Para além da cidade de São Paulo, o governo estadual levanta a bandeira da privatização como solução para o problema da falta de saneamento básico no estado por meio do programa UniversalizaSP, que já tem adesão de 218 prefeituras. Entre elas, a da cidade de Campinas, que foi reconhecida como melhor cidade do Brasil em saneamento básico pela 18ª edição do ranking 2026 do Instituto Trata Brasil (ITB). Na cidade, o serviço é feito pela empresa pública de economia mista Sanasa (Sociedade de Abastecimento de Água e Saneamento S/A), que opera com superávit de R$150 milhões, sendo um alvo em potencial da burguesia, ou seja, das privatizações, que priorizam o lucro acima do serviço de qualidade, como já ocorre com a Sabesp e possivelmente ocorrerá em outras cidades do estado.

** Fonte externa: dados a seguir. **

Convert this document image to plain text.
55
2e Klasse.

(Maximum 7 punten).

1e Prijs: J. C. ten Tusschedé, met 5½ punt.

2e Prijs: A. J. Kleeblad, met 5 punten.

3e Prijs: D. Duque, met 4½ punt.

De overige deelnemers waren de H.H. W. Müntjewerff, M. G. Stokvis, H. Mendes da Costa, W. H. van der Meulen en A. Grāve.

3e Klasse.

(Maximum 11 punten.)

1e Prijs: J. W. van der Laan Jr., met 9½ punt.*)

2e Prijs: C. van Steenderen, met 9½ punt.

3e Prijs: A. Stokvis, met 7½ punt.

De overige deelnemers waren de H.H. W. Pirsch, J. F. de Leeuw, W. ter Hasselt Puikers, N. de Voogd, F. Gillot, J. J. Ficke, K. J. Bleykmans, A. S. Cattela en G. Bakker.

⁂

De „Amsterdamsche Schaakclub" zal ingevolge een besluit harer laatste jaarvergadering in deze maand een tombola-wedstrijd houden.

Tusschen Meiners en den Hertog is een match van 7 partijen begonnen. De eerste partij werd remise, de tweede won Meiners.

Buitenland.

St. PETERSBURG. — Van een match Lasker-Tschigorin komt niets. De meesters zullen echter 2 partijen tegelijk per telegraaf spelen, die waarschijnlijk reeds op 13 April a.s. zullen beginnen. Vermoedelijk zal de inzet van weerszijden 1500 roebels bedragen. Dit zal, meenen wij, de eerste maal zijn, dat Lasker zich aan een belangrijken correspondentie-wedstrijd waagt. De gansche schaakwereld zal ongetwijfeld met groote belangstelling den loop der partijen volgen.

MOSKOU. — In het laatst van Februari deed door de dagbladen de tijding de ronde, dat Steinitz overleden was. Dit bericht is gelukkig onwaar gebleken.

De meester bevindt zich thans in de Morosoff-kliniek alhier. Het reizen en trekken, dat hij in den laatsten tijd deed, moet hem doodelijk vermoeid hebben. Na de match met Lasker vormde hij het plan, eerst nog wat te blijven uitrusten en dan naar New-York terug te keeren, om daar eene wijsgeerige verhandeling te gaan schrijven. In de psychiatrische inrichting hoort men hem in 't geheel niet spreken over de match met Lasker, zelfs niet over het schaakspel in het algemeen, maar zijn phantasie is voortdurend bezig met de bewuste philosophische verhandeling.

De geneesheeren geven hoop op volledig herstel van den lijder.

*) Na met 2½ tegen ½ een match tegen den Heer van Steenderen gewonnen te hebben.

Corte orçamentário denuncia falsa preocupação
Não é apenas Sabesp que vai contra a suposta preocupação do governo estadual com as nossas águas, mas também o seu próprio orçamento. Houve um corte de 34,6% dos recursos destinados a ações de segurança hídrica, em comparação com o reservado no ano passado, indo de R$2,1 bilhões para R$1,37 bilhão; também, a Secretaria de Meio Ambiente, Infraestrutura e Logística (Semil) sofreu queda orçamentária de cerca de 18,5%, passando de R$10,9 bilhões para R$8,9 bilhões.
Uma das maiores reduções em números relativos, dentre diversos setores, foi justamente a do orçamento destinado ao SAR-PCJ: de R$910,5 milhões em 2025 para R$387 milhões em 2026, representando queda de 57,5%. A Semil, em resposta a isso, disse que o corte “reflete o encerramento natural deste ciclo de investimentos pesados em obras já finalizadas ou em fase avançada de conclusão”. A construção dos adutores só começará depois da venda à iniciativa privada, e as barragens estão na metade do seu processo de conclusão, segundo o Sistema Nacional de Informações sobre Segurança de Barragens.
Os cortes orçamentários de Tarcísio vão na contramão do aumento de 2,6% do orçamento estadual total, que passou de R$372,4 bilhões para R$382,3 bilhões.
Vida não é mercadoria
O capitalismo, principalmente desde a primeira Revolução Industrial, opera sem se importar com a natureza. Graças ao processo de destruição acumulada ao longo dos anos, hoje qualquer pessoa pode testemunhar mudanças climáticas extremas, seja pelo frio ou calor intenso, secas que trazem a fome, ou enchentes que trazem a devastação.
No Brasil, que é usado como uma grande fazenda subalterna aos interesses das burguesias nacionais e internacionais, a incessante expansão do capital também assume caráter de destruição ambiental e assassinato, com o devoramento de terras pelos grileiros do agronegócio, acumulando cada vez mais riqueza, mesmo que isso signifique matar povos indígenas, quilombolas e sem-terra que estejam pela sua frente. O objetivo é ter mais hectares para dedicá-los à agropecuária e exportação. Por isso, a burguesia agrária é a principal inimiga do meio ambiente e da luta por sua preservação. Mas Tarcísio, que alega preocupação com a crise hídrica, prefere atender aos interesses dos latifundiários, agravadores das mudanças climáticas, do que dos trabalhadores das periferias de São Paulo, que apenas pedem água.
O que seu governo se preocupa de verdade é com atender aos interesses representados por sua figura. As concessões são uma forma de transferência de riqueza e propriedade à iniciativa privada, onde o Estado arca com os prejuízos, e a empresa com o lucro.
Não há forma de lutar pela natureza ignorando o papel destruidor da burguesia e do capital. Apenas a união da classe trabalhadora pela revolução socialista pode apresentar alternativa real às mudanças climáticas, e não qualquer forma de “capitalismo verde”.